By Portner Press on August 14th, 2019
  1. Industrial Instruments
  2. Fair Work Act

 

A Fair Work Commission (FWC) hearing has revealed that a Melbourne addiction treatment clinic appears to have its own abuse problem, as an employer.

DayHab made a jurisdictional objection to a counsellor’s unfair dismissal claim, arguing that she was not entitled to unfair dismissal protection as she was engaged as an independent contractor, not an employee.

The business claimed that because the worker had an ABN, submitted monthly invoices and was “calling the shots” as to when she worked, it had no obligation to her as an employer.

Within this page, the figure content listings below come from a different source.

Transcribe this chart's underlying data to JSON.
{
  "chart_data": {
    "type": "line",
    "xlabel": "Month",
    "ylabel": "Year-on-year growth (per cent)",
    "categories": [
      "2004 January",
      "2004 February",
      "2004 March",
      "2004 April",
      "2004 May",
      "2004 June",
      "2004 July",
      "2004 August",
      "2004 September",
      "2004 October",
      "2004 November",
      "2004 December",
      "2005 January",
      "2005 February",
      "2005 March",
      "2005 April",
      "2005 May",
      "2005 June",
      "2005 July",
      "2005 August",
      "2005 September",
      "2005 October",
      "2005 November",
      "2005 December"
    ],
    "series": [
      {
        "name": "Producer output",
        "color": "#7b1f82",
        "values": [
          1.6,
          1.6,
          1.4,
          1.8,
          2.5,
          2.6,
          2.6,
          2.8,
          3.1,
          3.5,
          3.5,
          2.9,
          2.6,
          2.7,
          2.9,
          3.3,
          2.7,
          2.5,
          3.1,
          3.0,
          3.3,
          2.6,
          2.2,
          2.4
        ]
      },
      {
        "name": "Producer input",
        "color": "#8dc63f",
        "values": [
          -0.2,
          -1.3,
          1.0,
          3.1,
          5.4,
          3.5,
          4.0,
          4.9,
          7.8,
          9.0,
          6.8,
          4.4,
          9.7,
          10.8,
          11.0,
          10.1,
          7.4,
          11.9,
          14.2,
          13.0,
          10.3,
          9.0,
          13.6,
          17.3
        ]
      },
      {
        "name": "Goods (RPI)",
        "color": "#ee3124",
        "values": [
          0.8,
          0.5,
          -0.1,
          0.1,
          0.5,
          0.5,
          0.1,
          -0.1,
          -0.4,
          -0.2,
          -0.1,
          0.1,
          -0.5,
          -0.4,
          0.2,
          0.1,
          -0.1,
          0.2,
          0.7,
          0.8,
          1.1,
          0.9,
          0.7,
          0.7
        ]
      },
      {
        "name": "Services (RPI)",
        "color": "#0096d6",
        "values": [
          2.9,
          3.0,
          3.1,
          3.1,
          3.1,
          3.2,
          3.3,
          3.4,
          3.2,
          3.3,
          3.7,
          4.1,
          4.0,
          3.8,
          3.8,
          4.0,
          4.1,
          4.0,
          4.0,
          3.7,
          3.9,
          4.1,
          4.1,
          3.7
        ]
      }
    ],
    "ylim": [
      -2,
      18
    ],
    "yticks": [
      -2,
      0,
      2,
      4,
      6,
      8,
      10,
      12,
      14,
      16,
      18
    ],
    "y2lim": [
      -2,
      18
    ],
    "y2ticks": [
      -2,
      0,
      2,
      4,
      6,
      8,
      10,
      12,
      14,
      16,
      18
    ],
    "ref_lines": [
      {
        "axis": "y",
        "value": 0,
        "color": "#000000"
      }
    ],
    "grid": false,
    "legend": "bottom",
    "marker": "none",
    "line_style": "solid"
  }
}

FWC Commissioner Tim Lee rejected this.

DayHab’s engagement with the counsellor was a “clear case of sham contracting” he found.

So clear in fact that he said “it would be hard to find a clearer case where the indicia were so strong as suggesting this to be an employment relationship and not a contractor relationship”.

Evasive, unreliable, self-serving and inconsistent

Commissioner Lee described DayHab’s director as an “evasive” and “most unreliable witness” and found the evidence he and his business manager provided “somewhat self-serving and inconsistent”.

Any arguments the employer had to support its claim the counsellor was an independent contractor were ultimately destroyed when Commissioner Lee discovered that the worker:

  • was unable to choose her hours and was given a roster;
  • had worked unpaid overtime which DayHab did not allow her to invoice for;
  • was required to wear a uniform with the company logo;
  • was required to sign an agreement not to work for competitors; and
  • was not allowed to delegate or subcontract her work.

As an alternative proposition, the employer submitted that it was a small business. This would mean that if the counsellor was found to be an employee, she would not have served the minimum 12-month employment period to qualify for unfair dismissal protection.

However, the employer was unable to provide evidence that it was a small business and Commissioner Lee noted that the employer itself conceded this was the case

Jurisdictional objection a gateway to stronger penalties

What started as a jurisdictional objection to one unfair dismissal claim has now led to a potential investigation by the Fair Work Ombudsman (FWO).

While referring the worker’s case to the Unfair Dismissal Case Management Team (UDCMT), Commissioner Lee expressed concerns that the employer may have a number of other sham contracting arrangements with other support workers.

“I confirm that this decision will be referred to the FWO General Manager with a recommendation from me to make the FWO aware of this decision and to undertake any investigation of [the employer] they consider appropriate,” Commissioner Lee said.